¡A 101 mph y con estilo! Jefry Yan desata sus efusivos festejos en su debut en MLB

3:23 PM UTC

CLEVELAND -- dio un salto hacia el cielo desde el montículo, pareciendo quedar suspendido en el aire, con sus brazos y piernas extendidos en todas direcciones. Cuando finalmente aterrizó, el zurdo dominicano inclinó la cabeza hacia abajo y levantó los brazos por encima de ella. Luego giró, casi hizo el famoso "moonwalk" de regreso a la lomita y se preparó para enfrentar al siguiente bateador.

Fue la versión de Yan en todo su esplendor, desatada en las Grandes Ligas por primera vez.

“Una vez que lo tuve en dos strikes, me dije, ‘¿Sabes qué? Voy a tirar ese slider’”, explicó Yan después de la victoria de los Mets por 6-5 en 10 entradas sobre los Guardianes el miércoles. “Y si lo dejo frizado, que fue exactamente lo que hice, voy a celebrarlo como se debe”.

Yan, cuyo viaje de prospecto adolescente a novato de 29 años incluyó más de cuatro años fuera del béisbol profesional, se ha hecho conocido por este tipo de cosas. Durante las últimas cinco temporadas en liga menor y en la Liga de Béisbol Profesional de la República Dominicana (LIDOM), Yan se ha ganado la reputación de celebrar sus ponches de forma extravagante; una fama tan arraigada, de hecho, que el manager interino de los Mets, Andy Green, dijo que no teme que los equipos se ofendan.

El dominicano Ángel Martínez, la primera víctima de un ponche en la carrera de Yan, es su amigo y excompañero de equipo. También lo es el novato quisqueyano de los Guardianes, Ángel Genao. Cuando Yan ponchó a Martínez, éste regresó caminando en silencio al dugout, sin prestar mucha atención a los efusivos festejos que ocurrían a sus espaldas. No se pudo decir lo mismo del público en el Progressive Field, que comenzó a abuchear a Yan durante su celebración.
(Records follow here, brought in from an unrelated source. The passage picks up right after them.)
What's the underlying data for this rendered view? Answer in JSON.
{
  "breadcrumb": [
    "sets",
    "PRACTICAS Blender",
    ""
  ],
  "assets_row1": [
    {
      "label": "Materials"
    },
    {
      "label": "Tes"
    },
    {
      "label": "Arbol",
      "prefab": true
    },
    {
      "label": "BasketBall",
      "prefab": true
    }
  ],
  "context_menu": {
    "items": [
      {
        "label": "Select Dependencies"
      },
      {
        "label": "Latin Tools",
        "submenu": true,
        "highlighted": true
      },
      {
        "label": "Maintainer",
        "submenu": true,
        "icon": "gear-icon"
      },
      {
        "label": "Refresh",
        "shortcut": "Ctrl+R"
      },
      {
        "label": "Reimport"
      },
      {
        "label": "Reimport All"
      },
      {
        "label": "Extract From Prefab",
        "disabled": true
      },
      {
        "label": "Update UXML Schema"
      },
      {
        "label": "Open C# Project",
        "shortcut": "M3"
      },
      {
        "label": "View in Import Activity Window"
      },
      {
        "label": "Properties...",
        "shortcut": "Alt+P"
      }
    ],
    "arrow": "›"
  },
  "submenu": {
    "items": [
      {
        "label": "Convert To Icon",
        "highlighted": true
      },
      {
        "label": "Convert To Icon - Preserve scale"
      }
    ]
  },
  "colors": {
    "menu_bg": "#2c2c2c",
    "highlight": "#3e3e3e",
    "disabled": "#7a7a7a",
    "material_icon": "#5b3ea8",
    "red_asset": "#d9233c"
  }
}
Cuando más adelante Yan indujo una jugada de selección para poner fin a la entrada y dejar las bases llenas en el sexto episodio, muchos de los 29,033 presentes lo despidieron del montículo con abucheos.

“Sinceramente, no pienso en eso”, aseguró Yan. “Ellos pueden hacer lo que quieran ahí. Están pagando sus boletos, así que si quieren gritarme, si quieren abuchearme, pueden hacer lo que quieran. Yo estoy en mi zona y voy a disfrutar mi juego de la manera que yo quiera”.

Al ser cuestionado después sobre la celebración de Yan, el manager de los Guardianes, Stephen Vogt, simplemente dijo, “Lo había visto en el pasado. Cada quien tiene su propio estilo”.

Desde hace años, el estilo de Yan ha sido una curiosidad viral en las redes sociales. Ahora, las Grandes Ligas están a punto de vivir la experiencia completa. Después de cambiar a la mitad de su bullpen en la Fecha Límite, los Mets subieron a Yan y a varios otros como una especie de prueba para ver quién podría ayudarlos en el 2027.

Para ser claros, la presencia de Yan aquí no es un simple truco publicitario. En su debut en las Mayores el miércoles, Yan realizó cinco pitcheos de al menos 100 millas por hora. El más fuerte de ellos alcanzó las 101.1 mph. En una sola presentación, Yan tiró los ocho envíos más rápidos de cualquier lanzador de los Mets este año.

“Es un talento real”, indicó Green. “La recta tiene mucha vida”.

Con toda esa velocidad también viene un inconveniente: Un control errático. Eso también quedó en evidencia en su debut, cuando Yan llenó las bases con un out en el sexto episodio tras permitir dos sencillos y otorgar una base por bolas. Respondió retirando a Chase DeLauter con un ponche de medio swing que resultó en la expulsión de Vogt, antes de finalizar el inning con una jugada de selección.

Tras lograrlo, Yan volvió a saltar en el montículo, golpeó su guante, gritó en varias ocasiones y le lanzó un beso al cielo. El público del Progressive Field lo abucheó en todo su recorrido hasta el dugout, pero sus compañeros estaban ahí para recibirlo con una explosión de aplausos, choques de manos, palmadas en la espalda y abrazos.

“La energía que él aporta es algo que necesitamos”, afirmó el abridor de los Mets, Christian Scott. “También tiene un repertorio eléctrico. La celebración es una cosa, pero también viene y lanza a 100 mph, así que ésa es una gran arma para nosotros desde el bullpen”.